Laura Tennant 

Wild things

Fresh organic meat and vegetables, flour ground the old-fashioned way and delicious artisanal bread scooped our Best Producers award, writes Laura Tennant.
  
  


JUDGES AWARD

Winner: Secretts Farm

When the Ivy's head chef Alan Bird wants rare and exquisite salad leaves to hand-toss for his customers, he calls Secretts market gardeners in Surrey. Founded in 1908, this family-run company grows 35 different varieties of leaf, including unusual ones like red vein sorrel, golden streaks mustard and red orach, alongside a huge range of other vegetables and soft fruit. 'We pride ourselves on the freshness of our product,' says Greg Secrett. 'Nothing we sell has been harvested more than a day before and we dispatch produce all over the country.' As well as the Ivy, Secretts supply Smiths of Smithfield, the Ritz, the Savoy, the River Café and the South East's more discerning food shops. 'I'm impressed by their range,' says OFM judge Ruthie Rogers of the River Café.

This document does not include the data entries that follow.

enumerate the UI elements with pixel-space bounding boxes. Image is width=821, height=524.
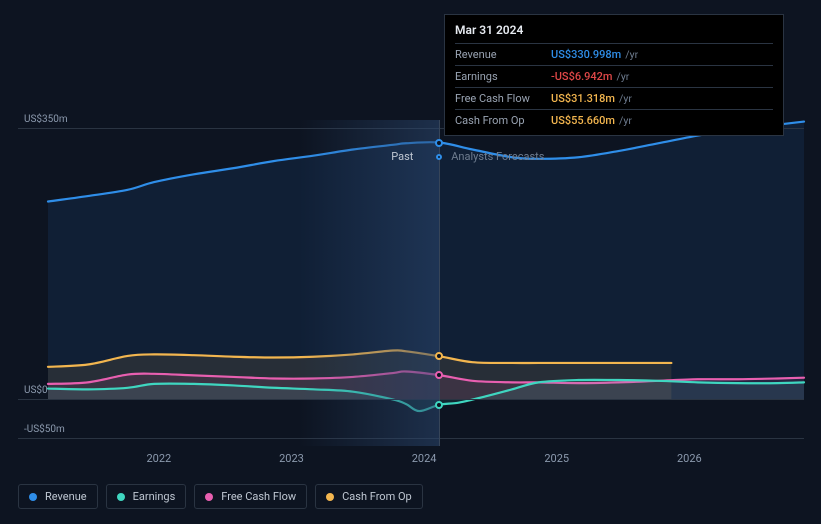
tooltip-row-unit: /yr bbox=[619, 92, 632, 105]
tooltip-row: Earnings-US$6.942m/yr bbox=[455, 65, 773, 87]
tooltip-row-value: US$330.998m bbox=[551, 48, 621, 61]
tooltip-rows: RevenueUS$330.998m/yrEarnings-US$6.942m/… bbox=[455, 43, 773, 131]
past-label: Past bbox=[391, 150, 413, 163]
forecast-label: Analysts Forecasts bbox=[451, 150, 544, 163]
tooltip-row-unit: /yr bbox=[617, 70, 630, 83]
legend: Revenue Earnings Free Cash Flow Cash From O… bbox=[18, 484, 423, 509]
x-axis-labels: 2022 2023 2024 2025 2026 bbox=[18, 452, 804, 466]
series-marker-cash_from_op bbox=[435, 352, 443, 360]
series-marker-free_cash_flow bbox=[435, 371, 443, 379]
legend-dot bbox=[29, 493, 37, 501]
series-marker-earnings bbox=[435, 401, 443, 409]
tooltip-date: Mar 31 2024 bbox=[455, 23, 773, 43]
legend-label: Revenue bbox=[45, 490, 87, 503]
indicator-dot bbox=[436, 154, 442, 160]
y-axis-label: -US$50m bbox=[24, 424, 65, 435]
legend-item-free-cash-flow[interactable]: Free Cash Flow bbox=[194, 484, 307, 509]
series-marker-revenue bbox=[435, 139, 443, 147]
tooltip-row: RevenueUS$330.998m/yr bbox=[455, 43, 773, 65]
tooltip-row-value: US$55.660m bbox=[551, 114, 615, 127]
legend-label: Free Cash Flow bbox=[221, 490, 296, 503]
tooltip-row-label: Revenue bbox=[455, 48, 551, 61]
y-axis-label: US$0 bbox=[24, 385, 48, 396]
legend-dot bbox=[117, 493, 125, 501]
tooltip-row: Cash From OpUS$55.660m/yr bbox=[455, 109, 773, 131]
gridline bbox=[18, 399, 804, 400]
tooltip-row-label: Cash From Op bbox=[455, 114, 551, 127]
x-axis-label: 2025 bbox=[544, 452, 569, 465]
legend-item-earnings[interactable]: Earnings bbox=[106, 484, 187, 509]
legend-item-cash-from-op[interactable]: Cash From Op bbox=[315, 484, 423, 509]
gridline bbox=[18, 438, 804, 439]
legend-item-revenue[interactable]: Revenue bbox=[18, 484, 98, 509]
y-axis-label: US$350m bbox=[24, 114, 68, 125]
tooltip-row-unit: /yr bbox=[625, 48, 638, 61]
x-axis-label: 2026 bbox=[677, 452, 702, 465]
tooltip-row-label: Free Cash Flow bbox=[455, 92, 551, 105]
legend-label: Cash From Op bbox=[342, 490, 412, 503]
tooltip-row-unit: /yr bbox=[619, 114, 632, 127]
tooltip-row-value: -US$6.942m bbox=[551, 70, 613, 83]
tooltip-row-label: Earnings bbox=[455, 70, 551, 83]
indicator-line bbox=[439, 120, 440, 446]
x-axis-label: 2024 bbox=[412, 452, 437, 465]
tooltip-row: Free Cash FlowUS$31.318m/yr bbox=[455, 87, 773, 109]
x-axis-label: 2022 bbox=[146, 452, 171, 465]
legend-dot bbox=[326, 493, 334, 501]
x-axis-label: 2023 bbox=[279, 452, 304, 465]
tooltip-row-value: US$31.318m bbox=[551, 92, 615, 105]
tooltip-panel: Mar 31 2024 RevenueUS$330.998m/yrEarning… bbox=[444, 14, 784, 136]
legend-label: Earnings bbox=[133, 490, 176, 503]
legend-dot bbox=[205, 493, 213, 501]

It wasn't always thus; a decade or so ago, Secretts had given their entire farm over to growing spinach for supermarkets, before realising that the demand from London restaurants and the public for home-grown veg and neglected varieties meant their traditional expertise was once more needed. 'The salad leaves you find in supermarkets are grown in the open air, either here or abroad,' explains Greg. 'Ours are grown under glass in our four acres of greenhouses, which means that we can protect them from too much wind, rain or sun. As a result the quality is much higher.'

· For stockists and mail order call Secretts on 01483 520500 or visit them at Hurst Farm, Chapel Lane, Milford, Goldalming, Surrey.

Runner-up: Bacheldre Watermill

Three-and-a-half years ago, Becheldre was on the market as a campsite with 'granary apartments' and a small watermill thrown in. It was snapped up by Royal Mail workers Matt and Anne Scott, who quickly developed a passion for flour production. The result is a range of award-winning flours developed by self-taught miller Matt, including their strong malted flour blend prepared in a rhythm blade mixer dating from 1890. Bacheldre sources its grain from organic and biodynamic farms, and plans to expand into cakes, biscuits and bread.

· Bacheldre Watermill, Churchstoke, Montgomery, Powys (01588 620489). At selected Waitrose stores.

Runner-up: Poilâne

'A loaf of Poilâne's amazing sourdough is unlike any other bread: dense, intense, distinctive,' says our food writer and judge Jay Rayner. 'Others have attempted to make their own sourdough loaves but the best they have ever achieved is "not as good as Poilâne".' Now Poilâne is also baked in London and sold in supermarkets (Waitrose branches in central London), but the firm was founded by Pierre Poilâne in Paris in 1932. He made bread using stoneground flour, natural fermentation and a wood-fired baking oven; it's a technique which has been faithfully followed.

· Poilâne, Elizabeth Street, London SW1 (020 7808 4910). Harrods; Fortnum & Mason; Waitrose.

Runner-up: Heritage Prime

Heritage Prime at Shedbush Farm produces some of the best pork you'll ever eat. Its secret is biodynamic farming, which draws on the work of philosopher Rudolf Steiner and aims to care for the whole environment, working in concert with the health-giving forces of nature. 'Rebalancing' land and livestock homeopathically, as owners Ian and Denise Bell do, might sound a bit dotty, but the proof of the pudding is in the eating. And the eating, of Aberdeen Angus, beef Shorthorn, Tamworth pigs, Portland sheep and traditional breeds of poultry, is exceptionally good.

· Shedbush Farm, Muddy Ford Lane, Stanton St Gabriel, Bridport, Dorset (01297 489304).